This week, Hockey Canada announced that it too will introduce its players to the game through cross-ice play beginning in 2017-18.

“Re-sizing the playing surface to cross-ice or half-ice means more puck touches, which result in more chances to practice puck control and shooting, as well as overall more movement and motor skill-development – twisting, turning, balance, coordination, agility,” said Paul Carson, vice-president of membership development for Hockey Canada, in a release today. “Their field-of-play matches their size, and these players hone in on their skill-development in a way that larger ice surfaces just aren’t conducive to.”

The Grassroots Show on Ottawa’s TSN 1200 weighed in on the decision. Click the audio link below to hear how Canada is embracing cross-ice hockey for the coming season and beyond.

Tom Renney, president and CEO of Hockey Canada, appeared on the Grassroots Show to discuss the nationwide shift to cross-ice hockey, beginning this fall for 5- and 6-year-olds and expanding to all of Canada's Novice (8U) level in 2018-19.

“When you see 10 or 12 or 14 or 16 kids out on the ice in between periods and they’re playing 200-by-85 and 3 or 4 kids touch the puck in that whole six minutes, yet there’s people in the stands clapping and thinking it’s wonderful, I just can’t help but think about the 95 percent of the children that didn’t even touch the puck or get from one end of the rink to the other and I ask myself what are we doing when the opportunity is certainly there to have 30 kids on the ice playing cross-ice and everyone is having a much better opportunity to touch the puck, skate a shorter distance and really play. It just boggles my mind,” said Renney.
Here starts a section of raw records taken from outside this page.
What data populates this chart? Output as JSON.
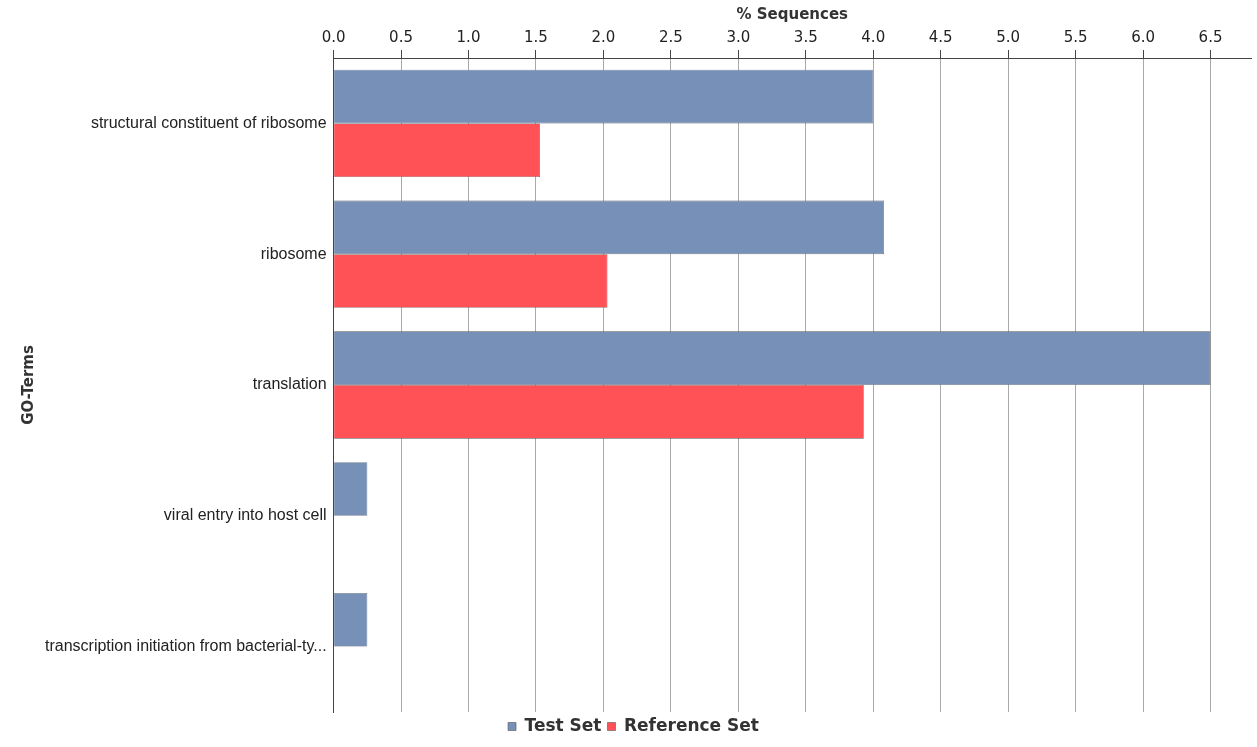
{
  "chart_data": {
    "type": "bar",
    "orientation": "horizontal",
    "xlabel": "% Sequences",
    "ylabel": "GO-Terms",
    "categories": [
      "structural constituent of ribosome",
      "ribosome",
      "translation",
      "viral entry into host cell",
      "transcription initiation from bacterial-ty..."
    ],
    "series": [
      {
        "name": "Test Set",
        "color": "#7790b8",
        "values": [
          4.0,
          4.08,
          6.5,
          0.25,
          0.25
        ]
      },
      {
        "name": "Reference Set",
        "color": "#fe5257",
        "values": [
          1.53,
          2.03,
          3.93,
          0,
          0
        ]
      }
    ],
    "xlim": [
      0,
      6.8
    ],
    "xticks": [
      {
        "value": 0,
        "label": "0.0"
      },
      0.5,
      {
        "value": 1,
        "label": "1.0"
      },
      1.5,
      {
        "value": 2,
        "label": "2.0"
      },
      2.5,
      {
        "value": 3,
        "label": "3.0"
      },
      3.5,
      {
        "value": 4,
        "label": "4.0"
      },
      4.5,
      {
        "value": 5,
        "label": "5.0"
      },
      5.5,
      {
        "value": 6,
        "label": "6.0"
      },
      6.5
    ],
    "grid": "x",
    "legend": "bottom"
  }
}
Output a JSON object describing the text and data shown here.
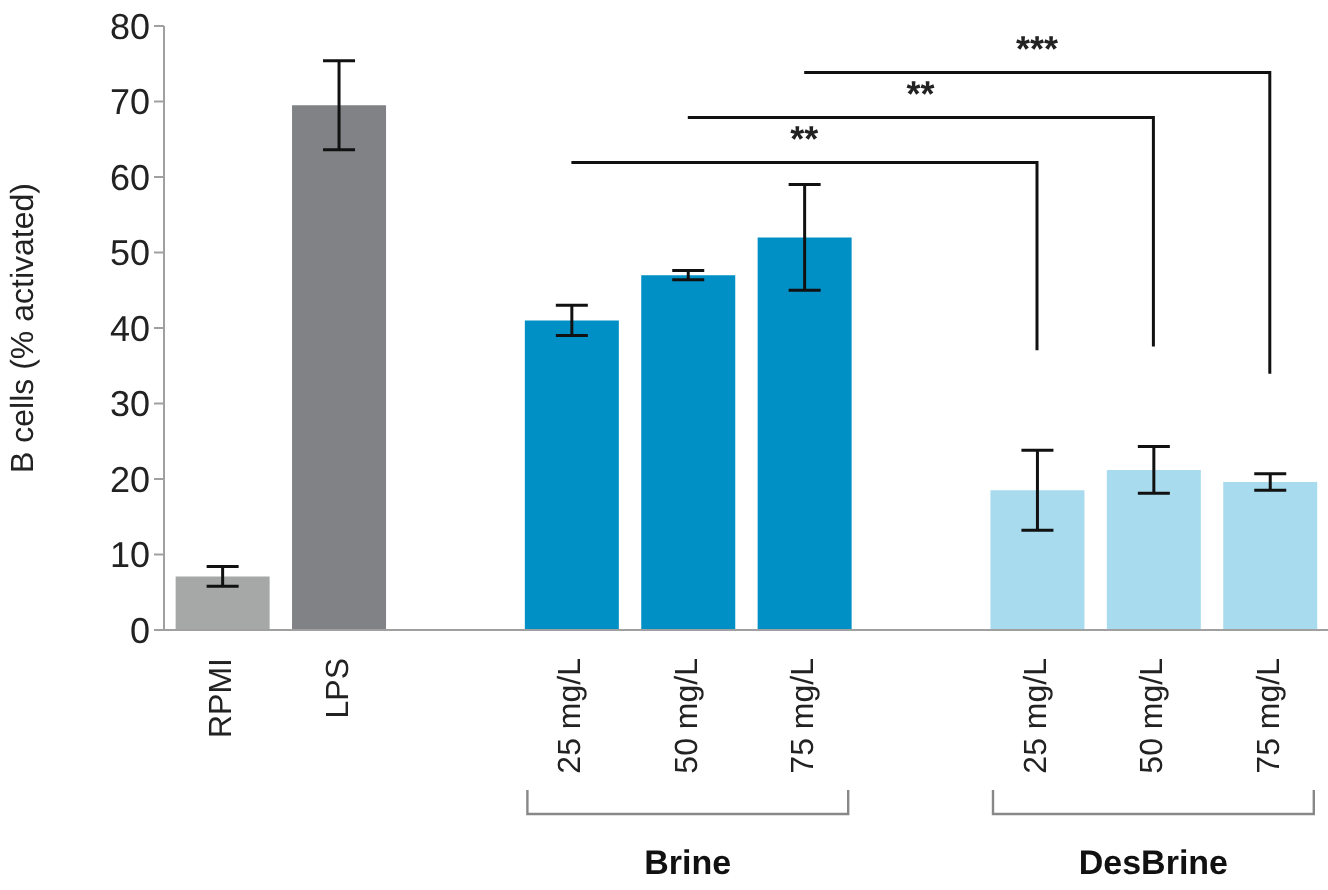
{
  "chart_data": {
    "type": "bar",
    "ylabel": "B cells (% activated)",
    "categories": [
      "RPMI",
      "LPS",
      null,
      "25 mg/L",
      "50 mg/L",
      "75 mg/L",
      null,
      "25 mg/L",
      "50 mg/L",
      "75 mg/L"
    ],
    "values": [
      7.1,
      69.5,
      null,
      41,
      47,
      52,
      null,
      18.5,
      21.2,
      19.6
    ],
    "errors": [
      1.3,
      5.9,
      null,
      2,
      0.6,
      7,
      null,
      5.3,
      3.1,
      1.1
    ],
    "colors": [
      "#a6a8a8",
      "#808285",
      null,
      "#0090c6",
      "#0090c6",
      "#0090c6",
      null,
      "#a9dbee",
      "#a9dbee",
      "#a9dbee"
    ],
    "ylim": [
      0,
      80
    ],
    "yticks": [
      0,
      10,
      20,
      30,
      40,
      50,
      60,
      70,
      80
    ],
    "annotations": [
      "**",
      "**",
      "***",
      "Brine",
      "DesBrine"
    ]
  }
}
“We completely embrace, at the Initiation level and the Novice level, cross-ice hockey and we have mandated that in the Initiation program and we will mandate it across the country in Novice hockey.

“This is about the pure enjoyment of the game, and your first connection with it has to be something that’s pure fun, on a surface of play that is conducive to much more participation and joy.”